チョ教授は「航空従事者には技術集約産業をしているという自負心がある」とした。 「自由度(Degrees of Freedom)」を例に挙げた。力の方向を基準に前後にのみ移動するか、左右にだけ動かしたり、ひっくり返しになって動くなど乗り物の独自の設計と操縦装置設計の基本的な尺度で物理学・航空力学の用語である。飛行機と潜水艦は、軌道列車の1方向、自動車・船の3方向を上回る6に属する。空中で三方向の前後運動と三方向の回転運動飛行機だ。
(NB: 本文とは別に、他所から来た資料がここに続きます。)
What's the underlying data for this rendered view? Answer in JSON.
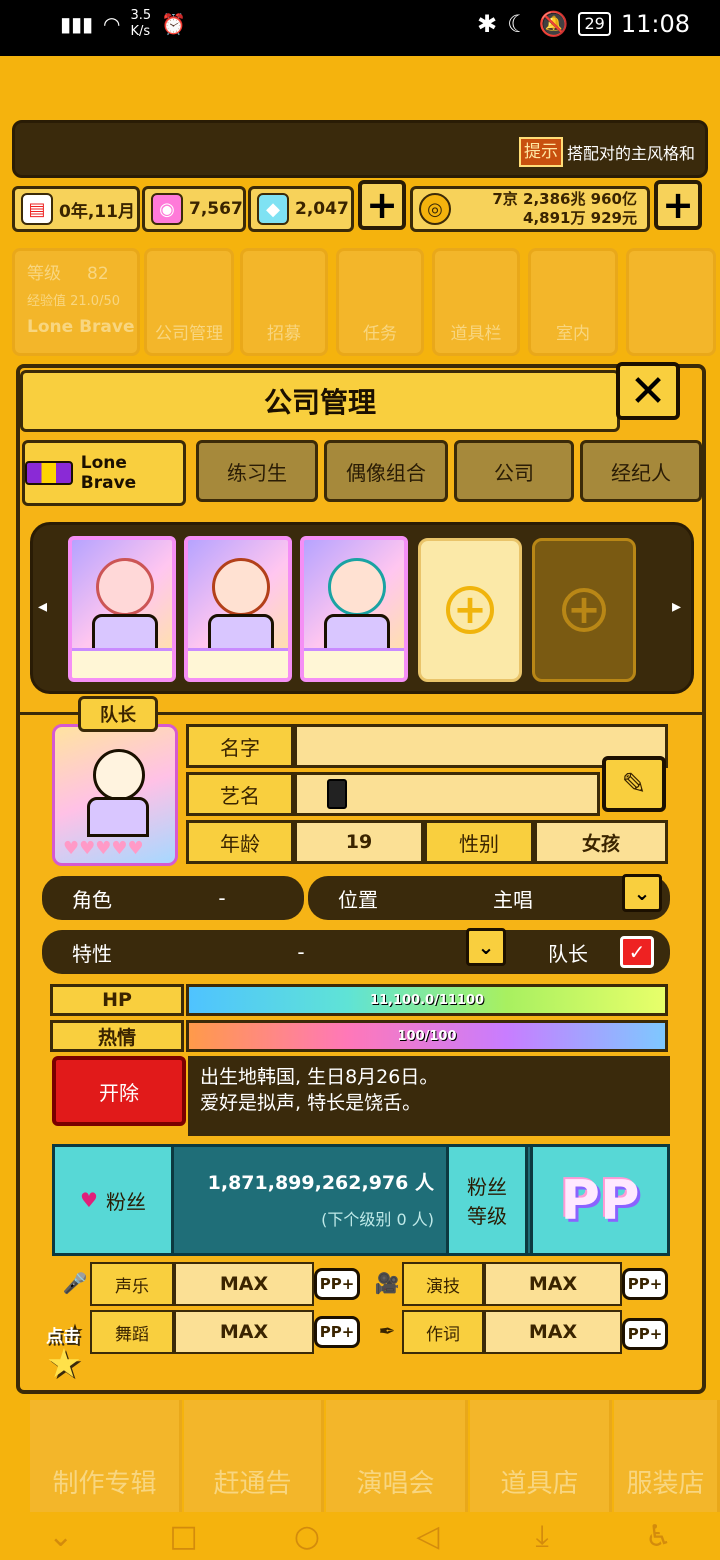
{
  "status": {
    "speed": "3.5\nK/s",
    "battery": "29",
    "time": "11:08"
  },
  "hint": {
    "badge": "提示",
    "text": "搭配对的主风格和"
  },
  "resources": {
    "date": "0年,11月",
    "pink_gems": "7,567",
    "diamonds": "2,047",
    "money_line1": "7京 2,386兆 960亿",
    "money_line2": "4,891万 929元",
    "plus": "+"
  },
  "bg_menu": [
    "等级",
    "82",
    "经验值 21.0/50",
    "Lone Brave",
    "公司管理",
    "招募",
    "任务",
    "道具栏",
    "室内"
  ],
  "panel": {
    "title": "公司管理",
    "close": "✕"
  },
  "tabs": [
    "Lone Brave",
    "练习生",
    "偶像组合",
    "公司",
    "经纪人"
  ],
  "strip": {
    "add": "+"
  },
  "member": {
    "leader_tag": "队长",
    "name_label": "名字",
    "stage_label": "艺名",
    "age_label": "年龄",
    "age": "19",
    "gender_label": "性别",
    "gender": "女孩",
    "role_label": "角色",
    "role": "-",
    "position_label": "位置",
    "position": "主唱",
    "trait_label": "特性",
    "trait": "-",
    "leader_label": "队长",
    "hp_label": "HP",
    "hp_text": "11,100.0/11100",
    "passion_label": "热情",
    "passion_text": "100/100",
    "fire": "开除",
    "bio_line1": "出生地韩国, 生日8月26日。",
    "bio_line2": "爱好是拟声, 特长是饶舌。"
  },
  "fans": {
    "label": "粉丝",
    "count": "1,871,899,262,976 人",
    "next": "(下个级别 0 人)",
    "level_label_1": "粉丝",
    "level_label_2": "等级",
    "pp": "PP"
  },
  "skills": {
    "vocal": "声乐",
    "acting": "演技",
    "dance": "舞蹈",
    "lyrics": "作词",
    "max": "MAX",
    "pp": "PP+",
    "tap": "点击"
  },
  "bottom_nav": [
    "制作专辑",
    "赶通告",
    "演唱会",
    "道具店",
    "服装店"
  ],
  "colors": {
    "hp_bar": "#5fe3d6",
    "accent": "#f9cf3e",
    "panel": "#f6b416",
    "dark": "#3a2a0c",
    "fire": "#e11a1a",
    "teal": "#57d8d6"
  }
}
それだけ構造力学的・空気力学的・航空力学的側面から最先端の技術を保有していないと発展することができない分野だとした。彼はなぜ航空業界に魅力を感じて一生を東奔西走しているのか、少しだけではあるが理解できたように思う。
(引用ここまで)

 翻訳がだいぶ長いのですが、だいぶ面白いのでおすすめ。
 インタビュー形式なのでさらっと読めますしね。
 で、インタビューを受けている教授は韓国で長きに渡って航空力学を教えてきた人物なのだそうです。
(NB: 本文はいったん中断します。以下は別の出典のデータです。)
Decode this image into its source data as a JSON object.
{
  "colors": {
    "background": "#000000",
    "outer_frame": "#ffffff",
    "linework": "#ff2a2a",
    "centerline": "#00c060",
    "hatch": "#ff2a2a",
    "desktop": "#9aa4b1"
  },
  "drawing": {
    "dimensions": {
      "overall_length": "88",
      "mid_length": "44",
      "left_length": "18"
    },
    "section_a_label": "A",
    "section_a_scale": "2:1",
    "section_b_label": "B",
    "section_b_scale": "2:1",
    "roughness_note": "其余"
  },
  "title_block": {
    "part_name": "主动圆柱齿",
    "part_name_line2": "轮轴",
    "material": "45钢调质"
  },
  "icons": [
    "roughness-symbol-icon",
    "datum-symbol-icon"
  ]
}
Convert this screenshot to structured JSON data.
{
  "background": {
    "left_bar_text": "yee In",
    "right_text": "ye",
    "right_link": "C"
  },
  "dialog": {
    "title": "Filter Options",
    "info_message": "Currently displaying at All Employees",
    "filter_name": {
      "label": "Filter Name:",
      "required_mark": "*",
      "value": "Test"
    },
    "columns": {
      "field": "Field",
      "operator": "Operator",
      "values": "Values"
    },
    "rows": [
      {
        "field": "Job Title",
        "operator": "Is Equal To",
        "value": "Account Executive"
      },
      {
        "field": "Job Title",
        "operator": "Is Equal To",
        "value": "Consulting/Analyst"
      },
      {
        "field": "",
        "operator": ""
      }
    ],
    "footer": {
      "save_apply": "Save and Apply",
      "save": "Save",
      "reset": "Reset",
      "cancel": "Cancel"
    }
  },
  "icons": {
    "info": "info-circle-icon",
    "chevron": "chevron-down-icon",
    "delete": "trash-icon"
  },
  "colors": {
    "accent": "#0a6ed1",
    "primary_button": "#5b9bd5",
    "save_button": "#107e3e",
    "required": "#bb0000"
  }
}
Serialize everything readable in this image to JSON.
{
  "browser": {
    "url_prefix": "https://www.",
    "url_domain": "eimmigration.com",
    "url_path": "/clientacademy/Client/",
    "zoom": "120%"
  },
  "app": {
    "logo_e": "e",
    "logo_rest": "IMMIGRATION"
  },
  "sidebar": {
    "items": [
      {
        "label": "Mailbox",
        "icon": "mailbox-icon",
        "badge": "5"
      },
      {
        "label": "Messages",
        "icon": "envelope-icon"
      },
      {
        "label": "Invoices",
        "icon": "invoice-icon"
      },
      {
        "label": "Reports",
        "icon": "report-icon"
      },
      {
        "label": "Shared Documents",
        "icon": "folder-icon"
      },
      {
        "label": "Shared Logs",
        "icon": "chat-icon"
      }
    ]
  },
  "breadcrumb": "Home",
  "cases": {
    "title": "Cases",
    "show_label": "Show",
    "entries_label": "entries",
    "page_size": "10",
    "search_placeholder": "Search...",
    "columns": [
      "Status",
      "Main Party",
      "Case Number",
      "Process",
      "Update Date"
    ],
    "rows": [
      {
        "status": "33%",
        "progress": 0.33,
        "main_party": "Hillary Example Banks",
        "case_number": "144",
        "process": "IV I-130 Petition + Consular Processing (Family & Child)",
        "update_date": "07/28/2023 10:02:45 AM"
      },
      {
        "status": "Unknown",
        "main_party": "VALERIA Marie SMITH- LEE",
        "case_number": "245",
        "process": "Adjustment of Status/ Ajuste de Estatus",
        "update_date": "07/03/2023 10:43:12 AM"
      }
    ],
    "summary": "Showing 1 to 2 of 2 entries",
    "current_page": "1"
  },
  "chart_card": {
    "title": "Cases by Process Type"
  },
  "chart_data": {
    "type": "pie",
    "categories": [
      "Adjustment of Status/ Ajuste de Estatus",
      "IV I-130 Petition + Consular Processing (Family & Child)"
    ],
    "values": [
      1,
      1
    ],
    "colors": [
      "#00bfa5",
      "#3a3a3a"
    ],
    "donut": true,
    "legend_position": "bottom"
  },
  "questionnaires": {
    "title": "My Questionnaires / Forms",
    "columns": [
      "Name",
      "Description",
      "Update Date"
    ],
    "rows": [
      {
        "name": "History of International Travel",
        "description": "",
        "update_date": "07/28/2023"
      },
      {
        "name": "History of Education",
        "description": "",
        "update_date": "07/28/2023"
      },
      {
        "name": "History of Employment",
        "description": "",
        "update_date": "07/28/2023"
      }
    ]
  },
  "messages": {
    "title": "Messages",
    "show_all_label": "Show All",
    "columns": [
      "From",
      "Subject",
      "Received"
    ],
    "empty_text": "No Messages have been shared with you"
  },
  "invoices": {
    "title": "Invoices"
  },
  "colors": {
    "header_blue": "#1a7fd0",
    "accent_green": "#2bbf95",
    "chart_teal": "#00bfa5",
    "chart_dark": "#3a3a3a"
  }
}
 わりと客観的に見えている部分もあるかなぁ、という感じですかね。
 AESAレーダーについても「いまはまだできなくてもいい。輸入してもいい。量産機で(国産品が)組み込めればいいのだ」というのは現実的なお話ではないかと思われます。
 まあ、組込ソフトウェアが最大の問題であるという認識はできてはいないようですが。

 それでも「うだうだ言わずにまずは作れ」というのは物づくりの方向性として正しいのですよね。
 やってみないと分からないことというのはいくらでもあるので。

 なのでKF-Xにしろ、KSLV-2にしろまずは作ってみるというのは正解なのです。
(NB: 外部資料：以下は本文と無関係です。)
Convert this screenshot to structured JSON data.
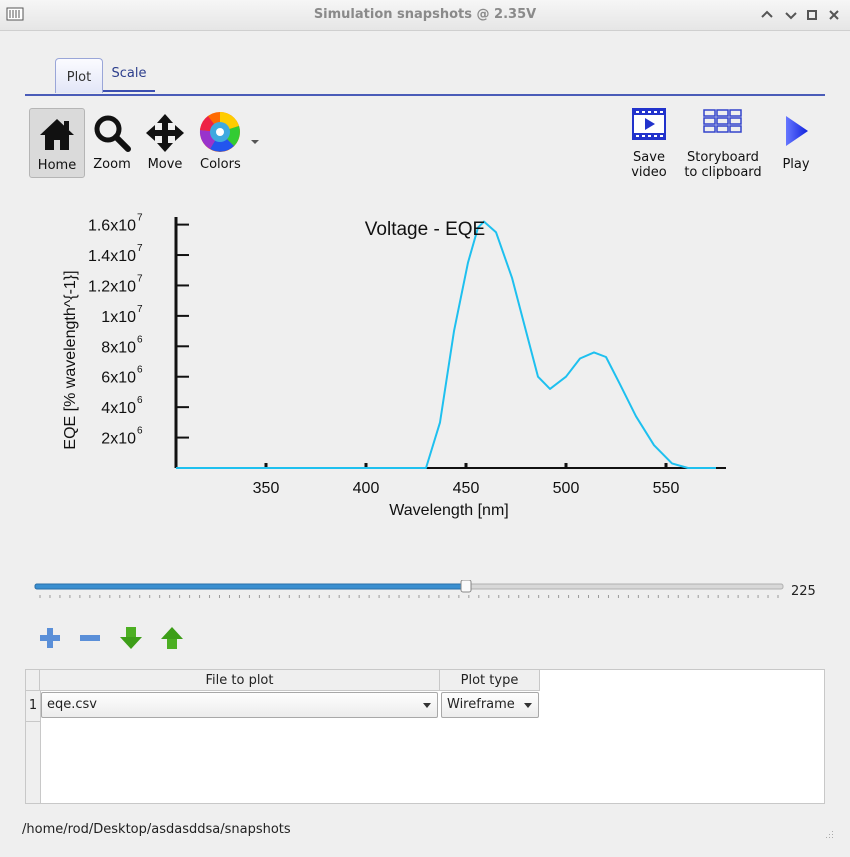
{
  "window": {
    "title": "Simulation snapshots @ 2.35V"
  },
  "tabs": [
    {
      "label": "Plot",
      "active": true
    },
    {
      "label": "Scale",
      "active": false
    }
  ],
  "toolbar": {
    "home": "Home",
    "zoom": "Zoom",
    "move": "Move",
    "colors": "Colors",
    "save_video_1": "Save",
    "save_video_2": "video",
    "storyboard_1": "Storyboard",
    "storyboard_2": "to clipboard",
    "play": "Play"
  },
  "chart_data": {
    "type": "line",
    "title": "Voltage - EQE",
    "xlabel": "Wavelength [nm]",
    "ylabel": "EQE [% wavelength^{-1}]",
    "xlim": [
      305,
      580
    ],
    "ylim": [
      0,
      16500000
    ],
    "x_ticks": [
      "350",
      "400",
      "450",
      "500",
      "550"
    ],
    "y_ticks": [
      {
        "base": "2x10",
        "exp": "6"
      },
      {
        "base": "4x10",
        "exp": "6"
      },
      {
        "base": "6x10",
        "exp": "6"
      },
      {
        "base": "8x10",
        "exp": "6"
      },
      {
        "base": "1x10",
        "exp": "7"
      },
      {
        "base": "1.2x10",
        "exp": "7"
      },
      {
        "base": "1.4x10",
        "exp": "7"
      },
      {
        "base": "1.6x10",
        "exp": "7"
      }
    ],
    "color": "#1ec0ef",
    "series": [
      {
        "x": [
          305,
          380,
          430,
          437,
          444,
          451,
          456,
          459,
          465,
          473,
          480,
          486,
          492,
          500,
          507,
          514,
          520,
          527,
          535,
          544,
          553,
          561,
          575
        ],
        "y": [
          0,
          0,
          0,
          3000000,
          9000000,
          13500000,
          15800000,
          16200000,
          15500000,
          12500000,
          9000000,
          6000000,
          5200000,
          6000000,
          7200000,
          7600000,
          7300000,
          5500000,
          3400000,
          1500000,
          300000,
          0,
          0
        ]
      }
    ]
  },
  "slider": {
    "value": "225",
    "fraction": 0.577
  },
  "table": {
    "headers": [
      "File to plot",
      "Plot type"
    ],
    "rows": [
      {
        "num": "1",
        "file": "eqe.csv",
        "plot_type": "Wireframe"
      }
    ]
  },
  "status": {
    "path": "/home/rod/Desktop/asdasddsa/snapshots"
  }
}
 その結果、事業として無理ということが分かるということもあるでしょうし、「やらなきゃよかった」って思うこともあるでしょう。
 しかし、続けることが大事なのだと提唱したいですね。もしかしたら成功することもあるかもしれないですし?
 とにかく、やり続けてくれないことにはネタにならないですから。